For
Deep Discovery Web
Inspector to determine if a server’s signature is trusted, the
root Certification Authority (CA) certificate on which the signature is based must
be added to
the
Deep Discovery Web
Inspector certificate store.
There are three types of digital certificates that are involved in producing a
digital signature:
-
The "end" or "signing" certificate, which contains the public key to be used to
validate the actual digital signature.
-
One or more "intermediate" Certification Authority (CA) certificates, which
contain the public keys to validate the signing certificate or another intermediate
certificate
in the chain.
-
The "root" CA certificate, which contains the public key used to validate the
first intermediate CA certificate in the chain (or, rarely, the signing certificate
directly).
An otherwise valid signature is "trusted" by Deep Discovery Web
Inspector if
the CA certificate of the signature is known to Deep Discovery Web
Inspector
and is active.
If Deep Discovery Web
Inspector encounters
an unknown CA certificate during SSL handshake processing, it automatically saves
the certificate
in the Inactive CA Certificates list.
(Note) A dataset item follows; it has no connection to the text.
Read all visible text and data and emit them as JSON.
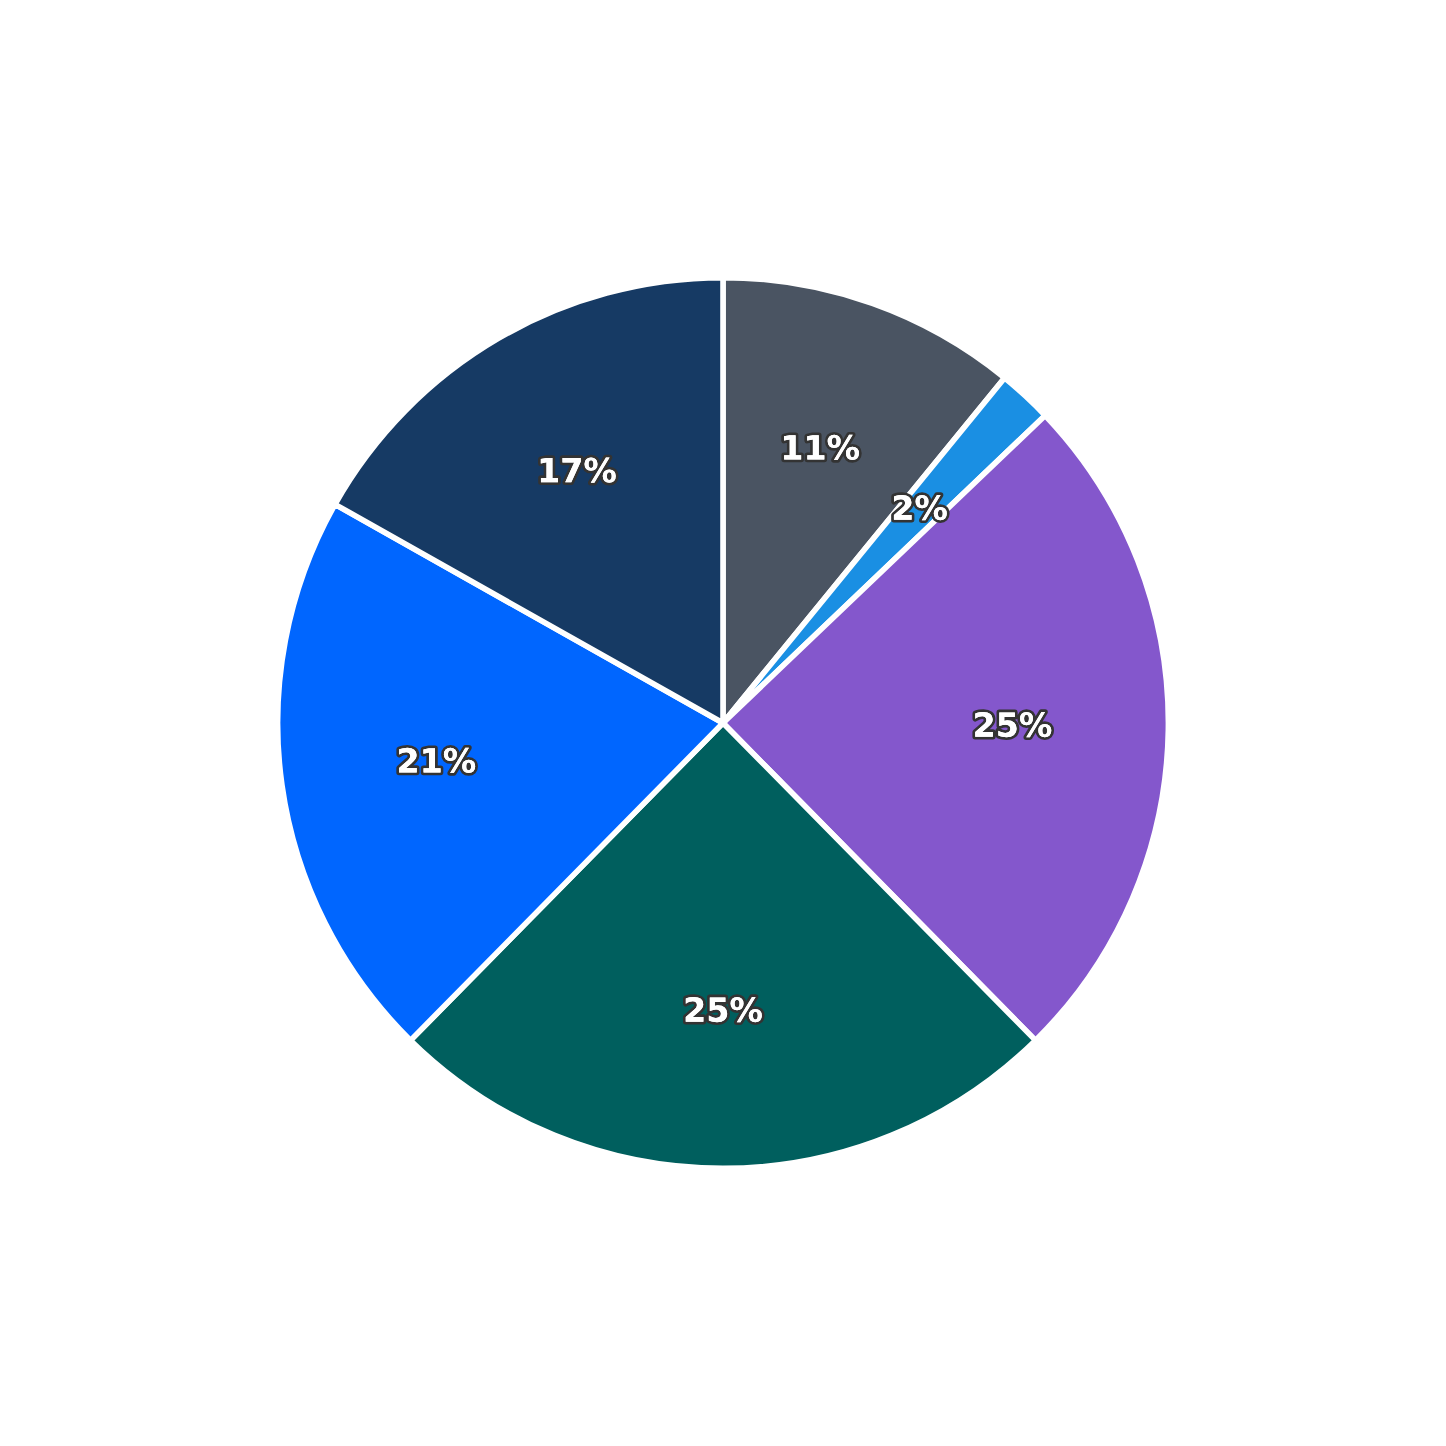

Intermediate and root CA
certificates are collected in this way. If required later, a CA certificate collected
in this way
can be "activated" (made trusted or untrusted by Deep Discovery Web
Inspector so
that the signatures of websites depending on it can be processed as valid or invalid.
Accessing secure resources that traverse through a Deep Discovery Web
Inspector appliance with an untrusted
or expired certificate displays a security warning in the web browser.